Learning Word-vector Quantization: A Case Study in Morphological Disambiguation


Orhan U., Arslan E.

ACM TRANSACTIONS ON ASIAN AND LOW-RESOURCE LANGUAGE INFORMATION PROCESSING, cilt.19, sa.5, 2020 (SCI-Expanded) identifier identifier

  • Yayın Türü: Makale / Tam Makale
  • Cilt numarası: 19 Sayı: 5
  • Basım Tarihi: 2020
  • Doi Numarası: 10.1145/3397967
  • Dergi Adı: ACM TRANSACTIONS ON ASIAN AND LOW-RESOURCE LANGUAGE INFORMATION PROCESSING
  • Derginin Tarandığı İndeksler: Science Citation Index Expanded (SCI-EXPANDED), Scopus
  • Anahtar Kelimeler: Learning word-vector quantization, Turkish morphological disambiguation, classification, Learning vector quantization
  • Çanakkale Onsekiz Mart Üniversitesi Adresli: Hayır

Özet

We introduced a new classifier named Learning Word-vector Quantization (LWQ) to solve morphological ambiguities in Turkish, which is an agglutinative language. First, a new and morphologically annotated corpus, and then its datasets are prepared with a series of processes. According to datasets, LWQ finds optimal word-vectors positions by moving them in the Euclidean space.
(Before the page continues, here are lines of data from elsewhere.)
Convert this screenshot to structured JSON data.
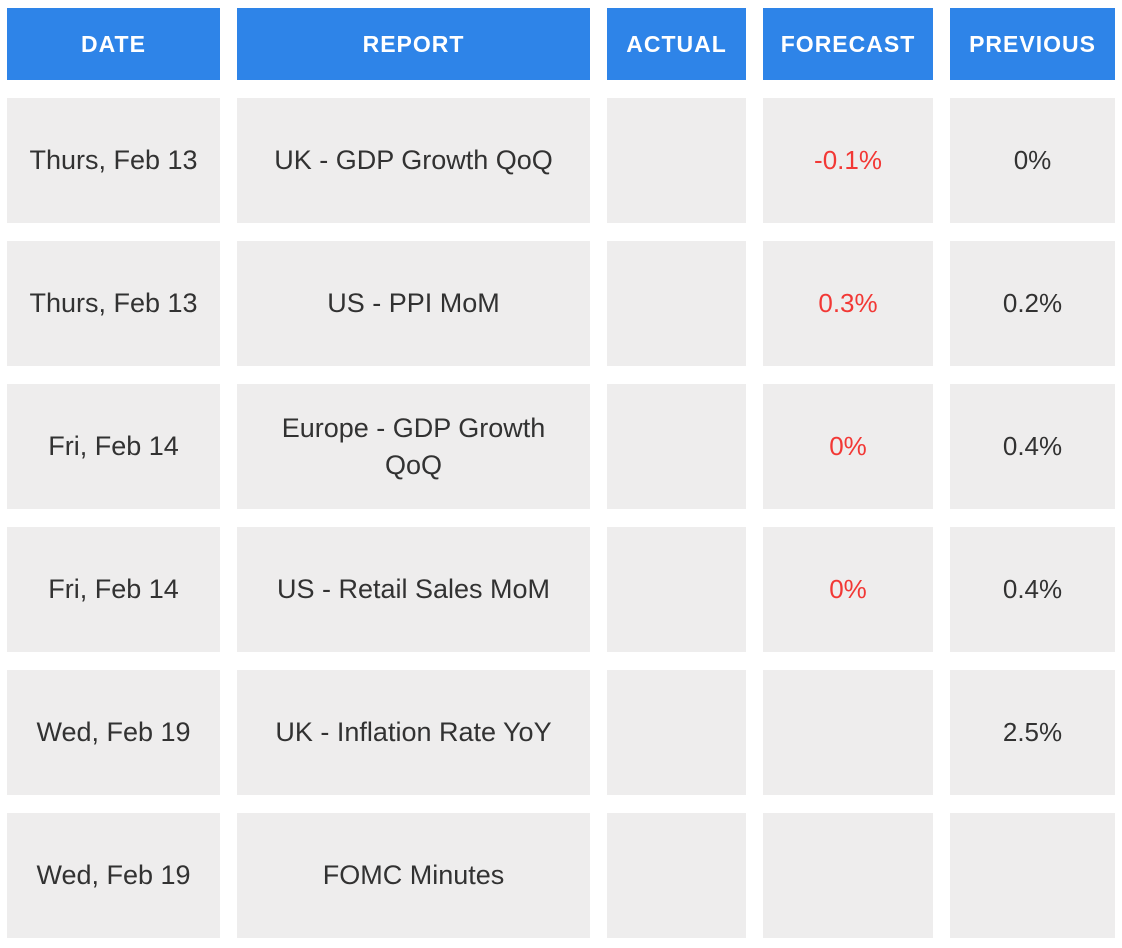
{
  "chart_data": {
    "type": "table",
    "columns": [
      "DATE",
      "REPORT",
      "ACTUAL",
      "FORECAST",
      "PREVIOUS"
    ],
    "rows": [
      {
        "date": "Thurs, Feb 13",
        "report": "UK - GDP Growth QoQ",
        "actual": "",
        "forecast": "-0.1%",
        "previous": "0%"
      },
      {
        "date": "Thurs, Feb 13",
        "report": "US - PPI MoM",
        "actual": "",
        "forecast": "0.3%",
        "previous": "0.2%"
      },
      {
        "date": "Fri, Feb 14",
        "report": "Europe - GDP Growth QoQ",
        "actual": "",
        "forecast": "0%",
        "previous": "0.4%"
      },
      {
        "date": "Fri, Feb 14",
        "report": "US - Retail Sales MoM",
        "actual": "",
        "forecast": "0%",
        "previous": "0.4%"
      },
      {
        "date": "Wed, Feb 19",
        "report": "UK - Inflation Rate YoY",
        "actual": "",
        "forecast": "",
        "previous": "2.5%"
      },
      {
        "date": "Wed, Feb 19",
        "report": "FOMC Minutes",
        "actual": "",
        "forecast": "",
        "previous": ""
      }
    ]
  },
  "colors": {
    "header_bg": "#2E84E8",
    "header_text": "#FFFFFF",
    "cell_bg": "#EEEDED",
    "body_text": "#323232",
    "forecast_text": "#F23835",
    "page_bg": "#FFFFFF"
  }
}
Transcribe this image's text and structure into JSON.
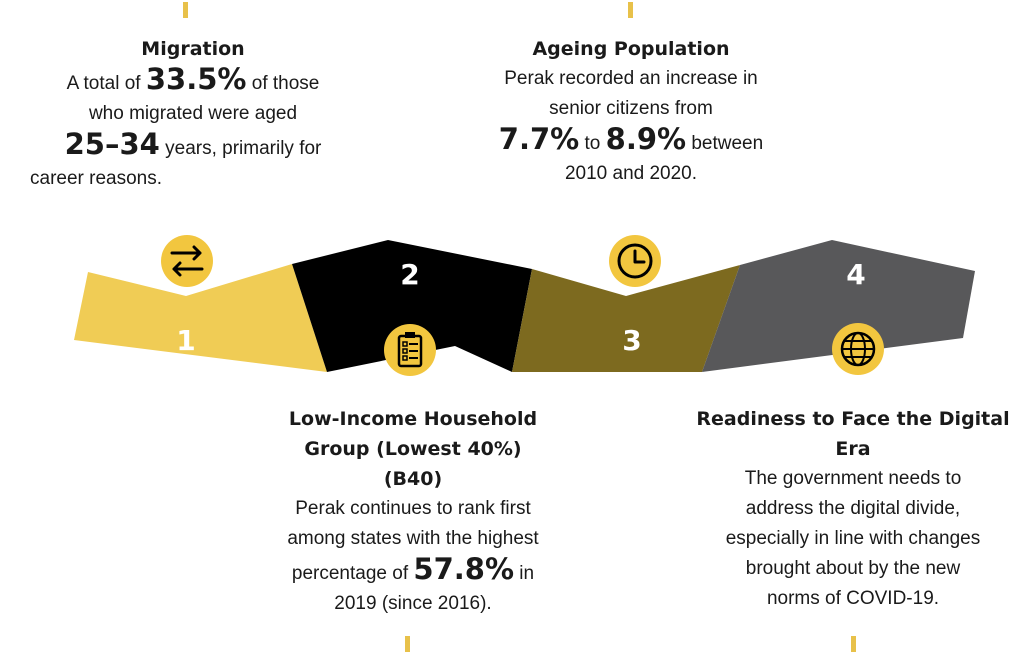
{
  "colors": {
    "segment_1": "#f0cc55",
    "segment_2": "#000000",
    "segment_3": "#7d6a1f",
    "segment_4": "#58585a",
    "icon_fill": "#f2c63f",
    "tick": "#e8c14a"
  },
  "segments": [
    {
      "number": "1",
      "icon": "swap-arrows-icon"
    },
    {
      "number": "2",
      "icon": "clipboard-checklist-icon"
    },
    {
      "number": "3",
      "icon": "clock-icon"
    },
    {
      "number": "4",
      "icon": "globe-icon"
    }
  ],
  "migration": {
    "title": "Migration",
    "t1": "A total of ",
    "big1": "33.5%",
    "t2": " of those",
    "t3": "who migrated were aged",
    "big2": "25–34",
    "t4": " years, primarily for",
    "t5": "career reasons."
  },
  "ageing": {
    "title": "Ageing Population",
    "t1": "Perak recorded an increase in",
    "t2": "senior citizens from",
    "big1": "7.7%",
    "t3": " to ",
    "big2": "8.9%",
    "t4": " between",
    "t5": "2010 and 2020."
  },
  "b40": {
    "title1": "Low-Income Household",
    "title2": "Group (Lowest 40%)",
    "title3": "(B40)",
    "t1": "Perak continues to rank first",
    "t2": "among states with the highest",
    "t3": "percentage of ",
    "big1": "57.8%",
    "t4": " in",
    "t5": "2019 (since 2016)."
  },
  "digital": {
    "title1": "Readiness to Face the Digital",
    "title2": "Era",
    "t1": "The government needs to",
    "t2": "address the digital divide,",
    "t3": "especially in line with changes",
    "t4": "brought about by the new",
    "t5": "norms of COVID-19."
  }
}
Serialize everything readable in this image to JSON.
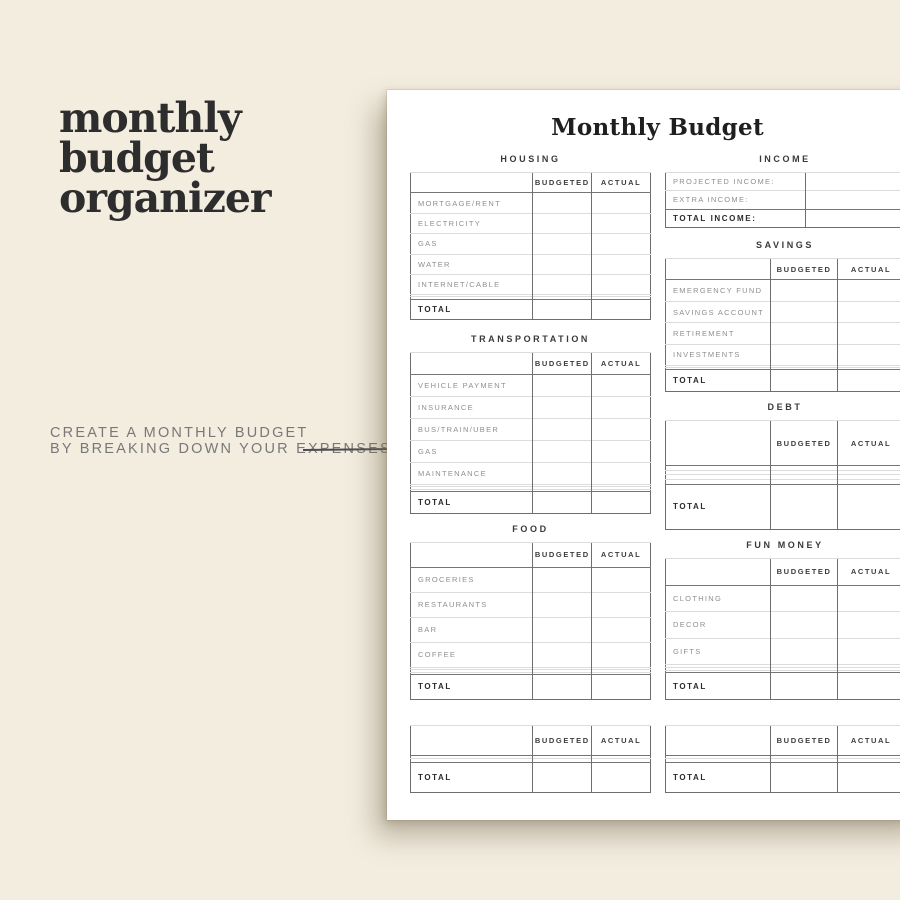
{
  "colors": {
    "background": "#f3ede0",
    "paper": "#ffffff",
    "ink": "#2d2d2d",
    "muted_text": "#8f8f8f",
    "line_dark": "#6e6e6e",
    "line_light": "#dcdcdc"
  },
  "left_panel": {
    "title_lines": [
      "monthly",
      "budget",
      "organizer"
    ],
    "tagline_lines": [
      "CREATE A MONTHLY BUDGET",
      "BY BREAKING DOWN YOUR EXPENSES"
    ]
  },
  "page": {
    "title": "Monthly Budget",
    "col_headers": {
      "budgeted": "BUDGETED",
      "actual": "ACTUAL"
    },
    "left_column": [
      {
        "title": "HOUSING",
        "cols": [
          51,
          24.5,
          24.5
        ],
        "rows": [
          "MORTGAGE/RENT",
          "ELECTRICITY",
          "GAS",
          "WATER",
          "INTERNET/CABLE",
          "",
          ""
        ],
        "total": "TOTAL"
      },
      {
        "title": "TRANSPORTATION",
        "cols": [
          51,
          24.5,
          24.5
        ],
        "rows": [
          "VEHICLE PAYMENT",
          "INSURANCE",
          "BUS/TRAIN/UBER",
          "GAS",
          "MAINTENANCE",
          "",
          "",
          ""
        ],
        "total": "TOTAL"
      },
      {
        "title": "FOOD",
        "cols": [
          51,
          24.5,
          24.5
        ],
        "rows": [
          "GROCERIES",
          "RESTAURANTS",
          "BAR",
          "COFFEE",
          "",
          "",
          ""
        ],
        "total": "TOTAL"
      },
      {
        "title": "",
        "cols": [
          51,
          24.5,
          24.5
        ],
        "rows": [
          "",
          ""
        ],
        "total": "TOTAL"
      }
    ],
    "right_column": [
      {
        "title": "INCOME",
        "no_header": true,
        "cols": [
          58.5,
          41.5
        ],
        "rows": [
          "PROJECTED INCOME:",
          "EXTRA INCOME:"
        ],
        "total": "TOTAL INCOME:"
      },
      {
        "title": "SAVINGS",
        "cols": [
          44,
          28,
          28
        ],
        "rows": [
          "EMERGENCY FUND",
          "SAVINGS ACCOUNT",
          "RETIREMENT",
          "INVESTMENTS",
          "",
          ""
        ],
        "total": "TOTAL"
      },
      {
        "title": "DEBT",
        "cols": [
          44,
          28,
          28
        ],
        "rows": [
          "",
          "",
          "",
          ""
        ],
        "total": "TOTAL"
      },
      {
        "title": "FUN MONEY",
        "cols": [
          44,
          28,
          28
        ],
        "rows": [
          "CLOTHING",
          "DECOR",
          "GIFTS",
          "",
          "",
          ""
        ],
        "total": "TOTAL"
      },
      {
        "title": "",
        "cols": [
          44,
          28,
          28
        ],
        "rows": [
          "",
          ""
        ],
        "total": "TOTAL"
      }
    ]
  }
}
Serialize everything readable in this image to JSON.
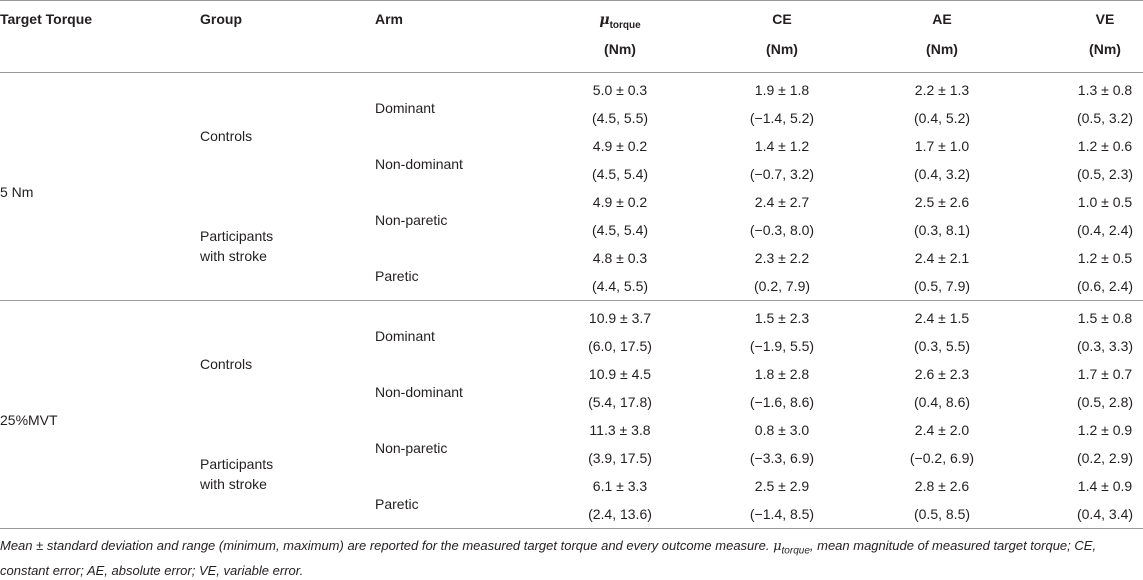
{
  "headers": {
    "target_torque": "Target Torque",
    "group": "Group",
    "arm": "Arm",
    "mu_symbol": "μ",
    "mu_sub": "torque",
    "ce": "CE",
    "ae": "AE",
    "ve": "VE",
    "unit": "(Nm)"
  },
  "sections": [
    {
      "target": "5 Nm",
      "groups": [
        {
          "line1": "Controls",
          "line2": "",
          "arms": [
            {
              "arm": "Dominant",
              "mu": [
                "5.0 ± 0.3",
                "(4.5, 5.5)"
              ],
              "ce": [
                "1.9 ± 1.8",
                "(−1.4, 5.2)"
              ],
              "ae": [
                "2.2 ± 1.3",
                "(0.4, 5.2)"
              ],
              "ve": [
                "1.3 ± 0.8",
                "(0.5, 3.2)"
              ]
            },
            {
              "arm": "Non-dominant",
              "mu": [
                "4.9 ± 0.2",
                "(4.5, 5.4)"
              ],
              "ce": [
                "1.4 ± 1.2",
                "(−0.7, 3.2)"
              ],
              "ae": [
                "1.7 ± 1.0",
                "(0.4, 3.2)"
              ],
              "ve": [
                "1.2 ± 0.6",
                "(0.5, 2.3)"
              ]
            }
          ]
        },
        {
          "line1": "Participants",
          "line2": "with stroke",
          "arms": [
            {
              "arm": "Non-paretic",
              "mu": [
                "4.9 ± 0.2",
                "(4.5, 5.4)"
              ],
              "ce": [
                "2.4 ± 2.7",
                "(−0.3, 8.0)"
              ],
              "ae": [
                "2.5 ± 2.6",
                "(0.3, 8.1)"
              ],
              "ve": [
                "1.0 ± 0.5",
                "(0.4, 2.4)"
              ]
            },
            {
              "arm": "Paretic",
              "mu": [
                "4.8 ± 0.3",
                "(4.4, 5.5)"
              ],
              "ce": [
                "2.3 ± 2.2",
                "(0.2, 7.9)"
              ],
              "ae": [
                "2.4 ± 2.1",
                "(0.5, 7.9)"
              ],
              "ve": [
                "1.2 ± 0.5",
                "(0.6, 2.4)"
              ]
            }
          ]
        }
      ]
    },
    {
      "target": "25%MVT",
      "groups": [
        {
          "line1": "Controls",
          "line2": "",
          "arms": [
            {
              "arm": "Dominant",
              "mu": [
                "10.9 ± 3.7",
                "(6.0, 17.5)"
              ],
              "ce": [
                "1.5 ± 2.3",
                "(−1.9, 5.5)"
              ],
              "ae": [
                "2.4 ± 1.5",
                "(0.3, 5.5)"
              ],
              "ve": [
                "1.5 ± 0.8",
                "(0.3, 3.3)"
              ]
            },
            {
              "arm": "Non-dominant",
              "mu": [
                "10.9 ± 4.5",
                "(5.4, 17.8)"
              ],
              "ce": [
                "1.8 ± 2.8",
                "(−1.6, 8.6)"
              ],
              "ae": [
                "2.6 ± 2.3",
                "(0.4, 8.6)"
              ],
              "ve": [
                "1.7 ± 0.7",
                "(0.5, 2.8)"
              ]
            }
          ]
        },
        {
          "line1": "Participants",
          "line2": "with stroke",
          "arms": [
            {
              "arm": "Non-paretic",
              "mu": [
                "11.3 ± 3.8",
                "(3.9, 17.5)"
              ],
              "ce": [
                "0.8 ± 3.0",
                "(−3.3, 6.9)"
              ],
              "ae": [
                "2.4 ± 2.0",
                "(−0.2, 6.9)"
              ],
              "ve": [
                "1.2 ± 0.9",
                "(0.2, 2.9)"
              ]
            },
            {
              "arm": "Paretic",
              "mu": [
                "6.1 ± 3.3",
                "(2.4, 13.6)"
              ],
              "ce": [
                "2.5 ± 2.9",
                "(−1.4, 8.5)"
              ],
              "ae": [
                "2.8 ± 2.6",
                "(0.5, 8.5)"
              ],
              "ve": [
                "1.4 ± 0.9",
                "(0.4, 3.4)"
              ]
            }
          ]
        }
      ]
    }
  ],
  "footnote": {
    "part1": "Mean ± standard deviation and range (minimum, maximum) are reported for the measured target torque and every outcome measure. ",
    "mu_symbol": "μ",
    "mu_sub": "torque",
    "part2": ", mean magnitude of measured target torque; CE, constant error; AE, absolute error; VE, variable error."
  }
}
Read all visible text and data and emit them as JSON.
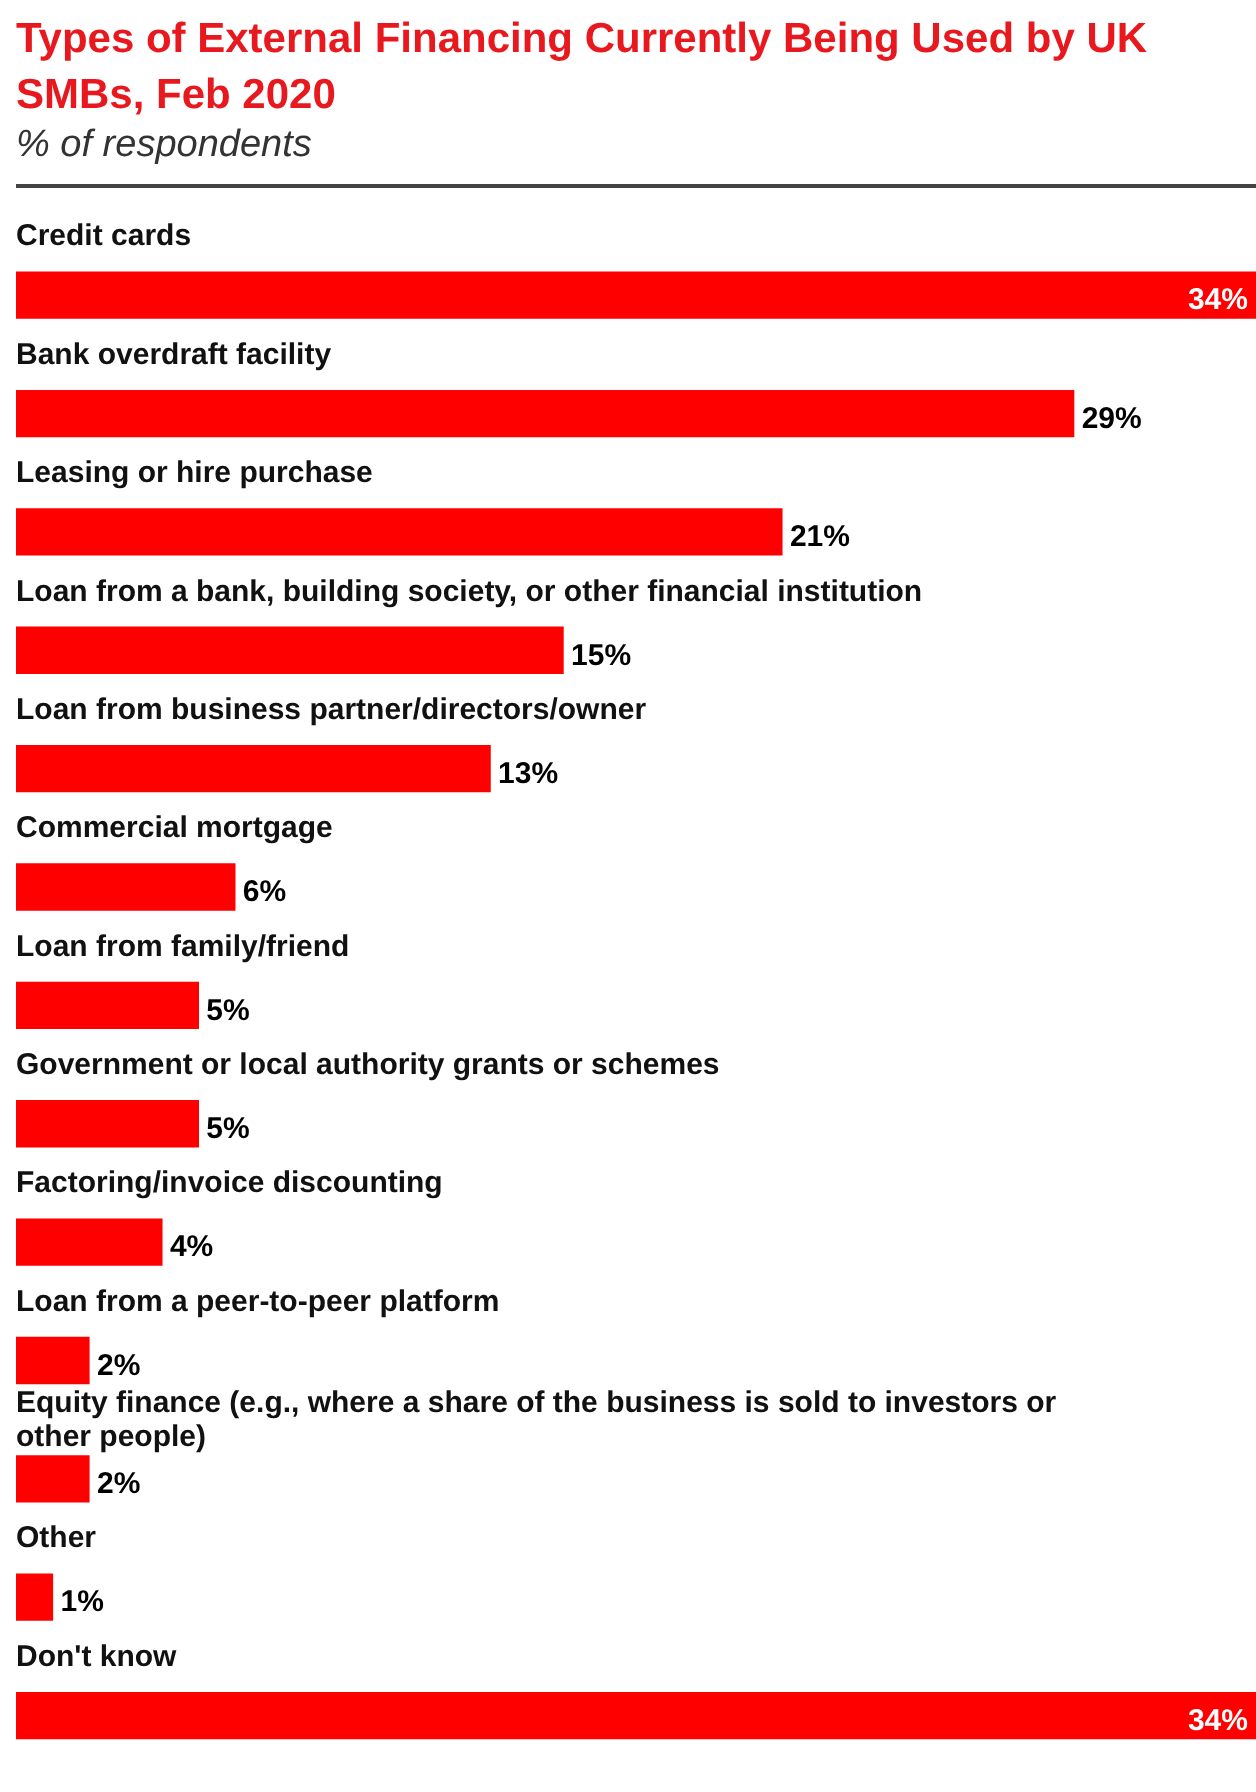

LWQ does morphological disambiguation in two steps: First, it defines all solution candidates of an ambiguous word using a morphological analyzer; second, it chooses the best candidate according to its total distances to neighbor words that are not ambiguous. To show LWQ's performance, we have conducted many tests on the corpus by considering the consistency of classification. In the experiments, we achieve 98.4% correct classification ratio to choose correct parse output, which is an excellent level for the literature.